The Risks of Landfills
Starting at the beginning of a landfill’s life span, one of the issues associated with landfills is their location. Landfills are filled with the trash that no one wants, which means that decision-makers want landfills to be sited far, far away from their homes and offices. Historically, those decision-makers were White. As a result, between 1966 and1995, landfills were disproportionately approved in locations near poor neighborhoods and communities of color. Not only did these communities have to deal with any odors or sounds coming from the landfill, poorly constructed landfills also posed a health risk.
As mentioned earlier, one of the first steps of building a landfill is installing a geomembrane layer in between the land and the trash. However, the geomembrane layer is not indestructible. Broken appliances, toys, or any of a thousand other items that can get thrown away could potentially rip the lining.
If the lining does rip, leachate formed from rain and discarded batteries could potentially burn a hole in plastic. Once free of the geomembrane, it becomes possible that the leachate can migrate underground until it reaches the water supply. Once there, leachate can cause bleeding stomach disorders, cancer, cognitive impairments in children, and birth defects.

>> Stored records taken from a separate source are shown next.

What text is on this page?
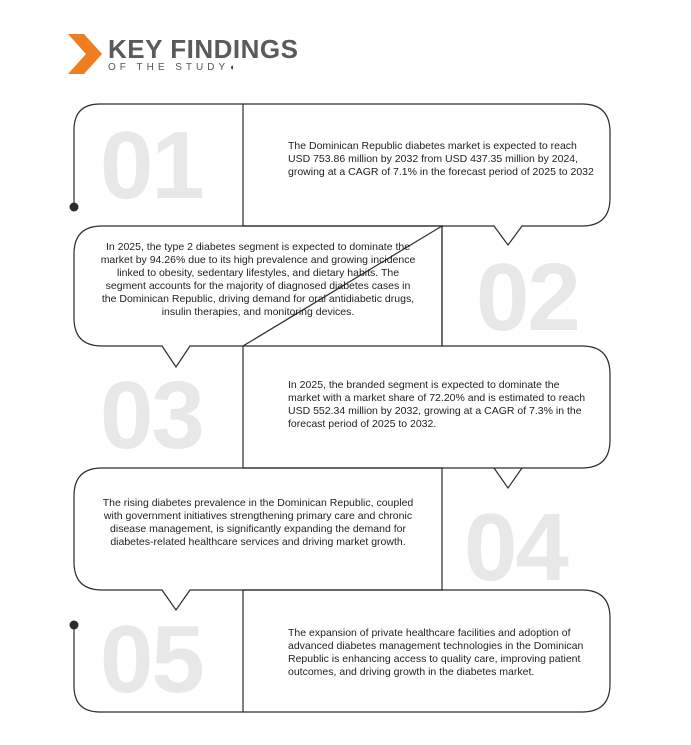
KEY FINDINGS
OF THE STUDY◖
01
02
03
04
05
The Dominican Republic diabetes market is expected to reach USD 753.86 million by 2032 from USD 437.35 million by 2024, growing at a CAGR of 7.1% in the forecast period of 2025 to 2032
In 2025, the type 2 diabetes segment is expected to dominate the market by 94.26% due to its high prevalence and growing incidence linked to obesity, sedentary lifestyles, and dietary habits. The segment accounts for the majority of diagnosed diabetes cases in the Dominican Republic, driving demand for oral antidiabetic drugs, insulin therapies, and monitoring devices.
In 2025, the branded segment is expected to dominate the market with a market share of 72.20% and is estimated to reach USD 552.34 million by 2032, growing at a CAGR of 7.3% in the forecast period of 2025 to 2032.
The rising diabetes prevalence in the Dominican Republic, coupled with government initiatives strengthening primary care and chronic disease management, is significantly expanding the demand for diabetes-related healthcare services and driving market growth.
The expansion of private healthcare facilities and adoption of advanced diabetes management technologies in the Dominican Republic is enhancing access to quality care, improving patient outcomes, and driving growth in the diabetes market.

Additionally, the methane that landfills produce is a greenhouse gas that exacerbates climate change. In 2020, 15% of all methane emissions came from landfills that failed to completely burn or capture all of their methane. In short, the consequences of climate change will reshape every aspect of life on Earth.
Landfills are an ancient answer to an ancient problem: what do we do with our trash? Some parts of the system work, but others are in dire need of an upgrade and alternative solutions. For example, composting can reduce the amount of organic material that gets into a landfill, thereby reducing methane production.
Recycling will keep certain materials such as paper or metal out of landfills entirely while up-cycling creates new purposes for old trash. Landfills are part of an evolving waste management system that will change over time in order to meet the world’s changing needs.